BASFジャパン(日本正規代理店:日本3Dプリンター)は、熱溶解積層方式(FFF)の3Dプリンター向けに、出力の容易さや寸法安定性、耐久性、柔軟性など様々な材料特性を低コストに実現できる3Dプリンター用フィラメント「Ultrafuse®シリーズ」を紹介した。
15%のカーボンファイバーを含んだポリアミド(PA)ベースの「Ultrafuse® PAHT CF15」は耐熱性、耐薬品性、機械的回復力、寸法安定性に優れ、熱可塑性ポリウレタン樹脂(TPU)ベースの「Ultrafuse® TPU 85A」は、耐摩耗性、低温柔軟性、減衰特性に優れ、高い引張強度と優れた耐引裂け伝播性を有する。共重合ポリアミド6/66ベースの「Ultrafuse® PA」は耐疲労性に優れ、高い機械的強度と良好な耐摩耗性/潤滑性、低温環境下での良好な耐衝撃性を持つ。
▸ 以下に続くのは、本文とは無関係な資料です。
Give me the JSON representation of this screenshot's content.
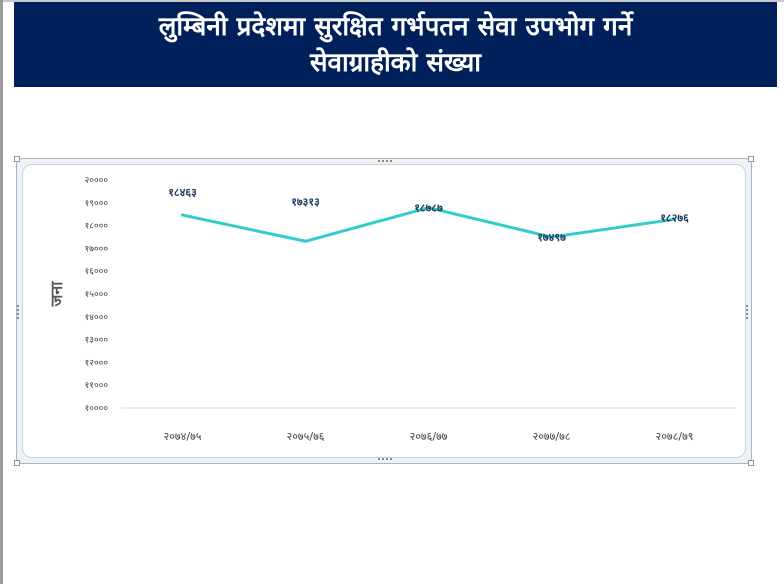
{
  "title": {
    "line1": "लुम्बिनी प्रदेशमा सुरक्षित गर्भपतन सेवा उपभोग गर्ने",
    "line2": "सेवाग्राहीको संख्या"
  },
  "chart_data": {
    "type": "line",
    "title": "लुम्बिनी प्रदेशमा सुरक्षित गर्भपतन सेवा उपभोग गर्ने सेवाग्राहीको संख्या",
    "ylabel": "जना",
    "xlabel": "",
    "categories": [
      "२०७४/७५",
      "२०७५/७६",
      "२०७६/७७",
      "२०७७/७८",
      "२०७८/७९"
    ],
    "series": [
      {
        "values": [
          18463,
          17313,
          18787,
          17497,
          18276
        ]
      }
    ],
    "data_labels": [
      "१८४६३",
      "१७३१३",
      "१८७८७",
      "१७४९७",
      "१८२७६"
    ],
    "ylim": [
      10000,
      20000
    ],
    "yticks": [
      10000,
      11000,
      12000,
      13000,
      14000,
      15000,
      16000,
      17000,
      18000,
      19000,
      20000
    ],
    "ytick_labels": [
      "१००००",
      "११०००",
      "१२०००",
      "१३०००",
      "१४०००",
      "१५०००",
      "१६०००",
      "१७०००",
      "१८०००",
      "१९०००",
      "२००००"
    ],
    "line_color": "#33cccc",
    "label_color": "#1f3a5f",
    "grid": false,
    "legend": "none"
  }
}
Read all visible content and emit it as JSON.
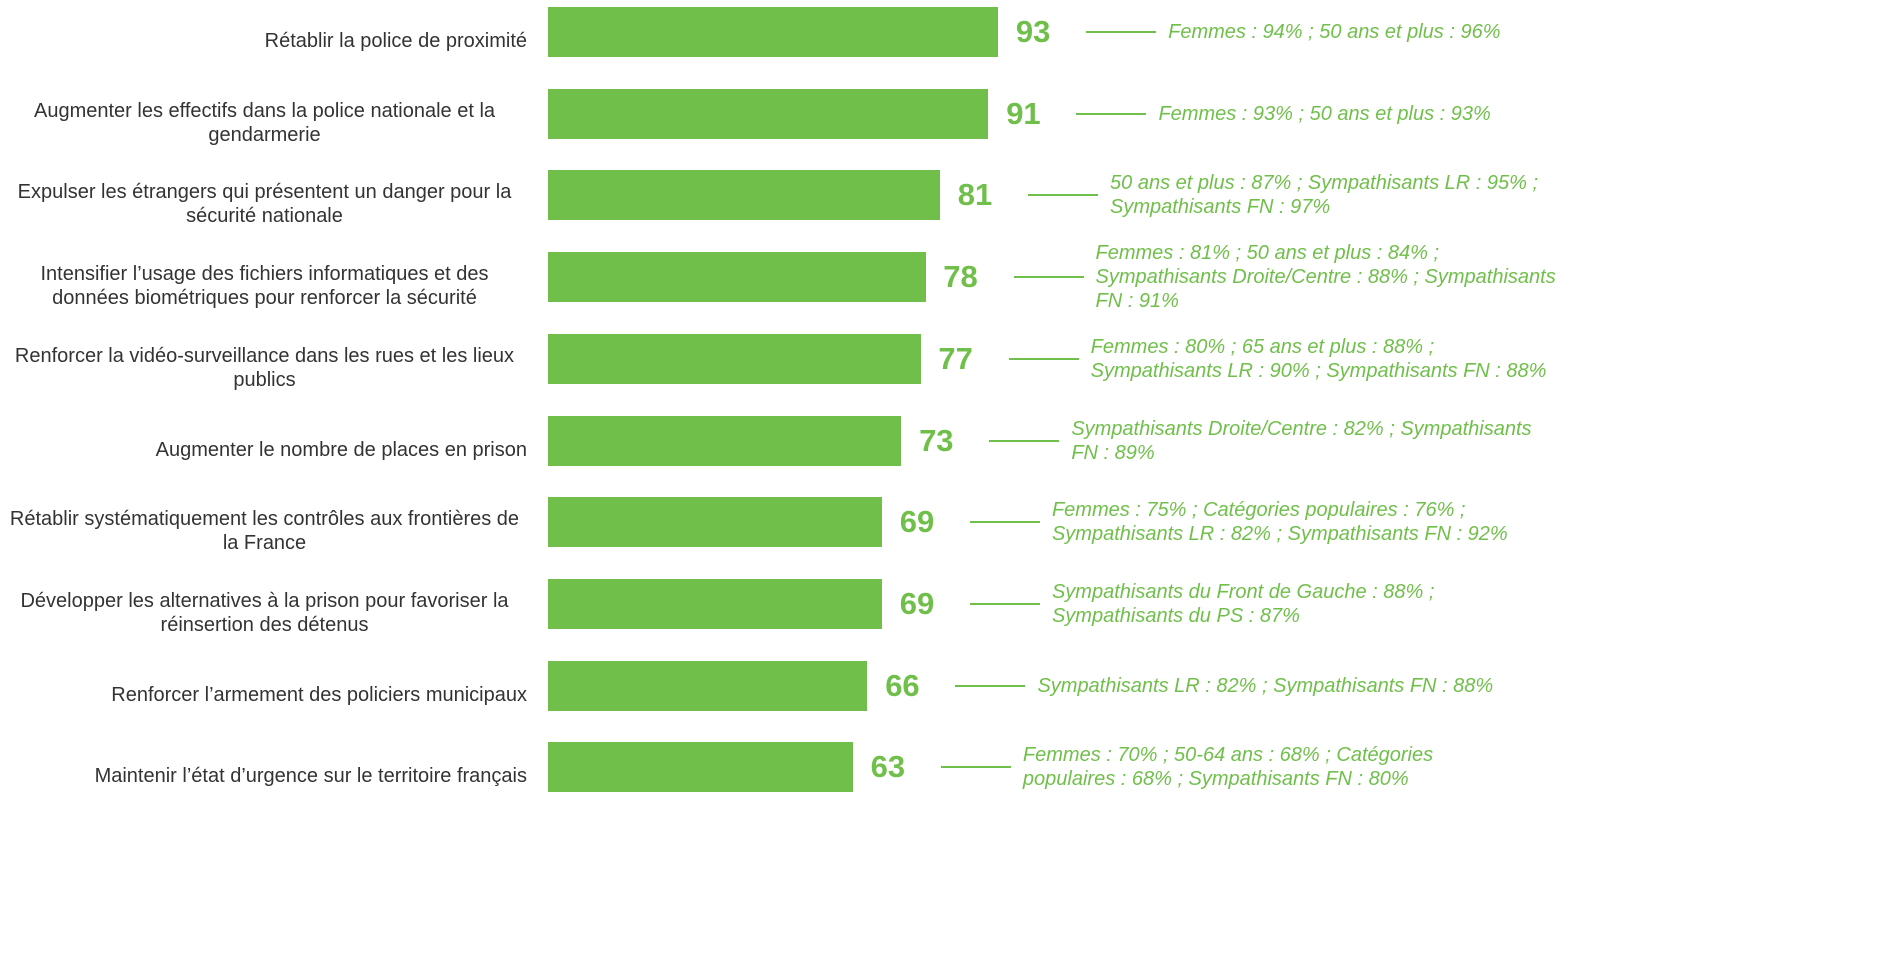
{
  "chart_data": {
    "type": "bar",
    "orientation": "horizontal",
    "color": "#70bf4b",
    "categories": [
      "Rétablir la police de proximité",
      "Augmenter les effectifs dans la police nationale et la gendarmerie",
      "Expulser les étrangers qui présentent un danger pour la sécurité nationale",
      "Intensifier l’usage des fichiers informatiques et des données biométriques pour renforcer la sécurité",
      "Renforcer la vidéo-surveillance dans les rues et les lieux publics",
      "Augmenter le nombre de places en prison",
      "Rétablir systématiquement les contrôles aux frontières de la France",
      "Développer les alternatives à la prison pour favoriser la réinsertion des détenus",
      "Renforcer l’armement des policiers municipaux",
      "Maintenir l’état d’urgence sur le territoire français"
    ],
    "values": [
      93,
      91,
      81,
      78,
      77,
      73,
      69,
      69,
      66,
      63
    ],
    "annotations": [
      "Femmes : 94% ; 50 ans et plus : 96%",
      "Femmes : 93% ; 50 ans et plus : 93%",
      "50 ans et plus : 87% ; Sympathisants LR : 95% ; Sympathisants FN : 97%",
      "Femmes : 81% ; 50 ans et plus : 84% ; Sympathisants Droite/Centre : 88% ; Sympathisants FN : 91%",
      "Femmes : 80% ; 65 ans et plus : 88% ; Sympathisants LR : 90% ; Sympathisants FN : 88%",
      "Sympathisants Droite/Centre : 82% ; Sympathisants FN : 89%",
      "Femmes : 75% ; Catégories populaires : 76% ; Sympathisants LR : 82% ; Sympathisants FN : 92%",
      "Sympathisants du Front de Gauche : 88% ; Sympathisants du PS : 87%",
      "Sympathisants LR : 82% ; Sympathisants FN : 88%",
      "Femmes : 70% ; 50-64 ans : 68% ; Catégories populaires : 68% ; Sympathisants FN : 80%"
    ]
  }
}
ガラス繊維30%配合ポリプロピレン(PP)ベースの「Ultrafuse® PP GF30」は、優れた耐薬品性や低密度、低吸湿性、高耐熱性、紫外線耐性に優れる。
ブルカージャパン X線事業部は、物体内を透過するX線の透過力を用いて内部構造を非破壊に観察できる3D X線顕微鏡(3D XRM)「SKYSCAN 1273」を紹介した。
サンプルの配置→スキャン→再構成→解析までわずか4ステップのワークフロー(約15秒)でアーチファクトのない高品質画像を取得できる。卓上型ながらワーキングスペースが広く、最大300mm径、500mm長のXLサンプルにも対応。豊富なアクセサリー・機能によって高アスペクト比を含むあらゆる形状・サイズのサンプルの内部構造イメージングを実現している。今回の展示では、3Dプリンターで作製した金属パーツをピクセル分解能34μmでスキャンし3D観察、オリジナルの3D設計データと比較することで、加工工程で生じる欠陥やボイドの評価といった品質管理にも利用できることを示した。
山形大学やわらかものづくり革命コンソーシアムは、ソフト3D界面の機能(やわらかさ・柔軟性・変形性と瀬着・導電・絶縁・光電変換・ガスバリア等)を高度に融合させた、ソフト3Dマテリアル創製と、次世代プロセス革新の学問的挑戦を産学共同で行うことで、ニーズに対応した少量多品種のデバイス、または製品化が身近にできる「コンビニエンスファクトリー」を構築し、その先のやわらかものづくり革命への展開を提案した。
3Dゲルプリンティング×仮想熟練者の「ブレインモデル」によって、ゲル材料の3D造形上の不具合(歪み、未ゲル化など)をデータベースとして蓄積、一部の研究者が共有するノウハウを仮想熟練者の思考としてネットワーク可視化できる。また、3Dゲルプリンティング×熟練者AIによって、ブレインモデルから不具合の原因を学理に基づき導出、不具合を取り除くための造形方法を伝達するなど、プロセスの最適化と学理追求につながることなどをアピールした。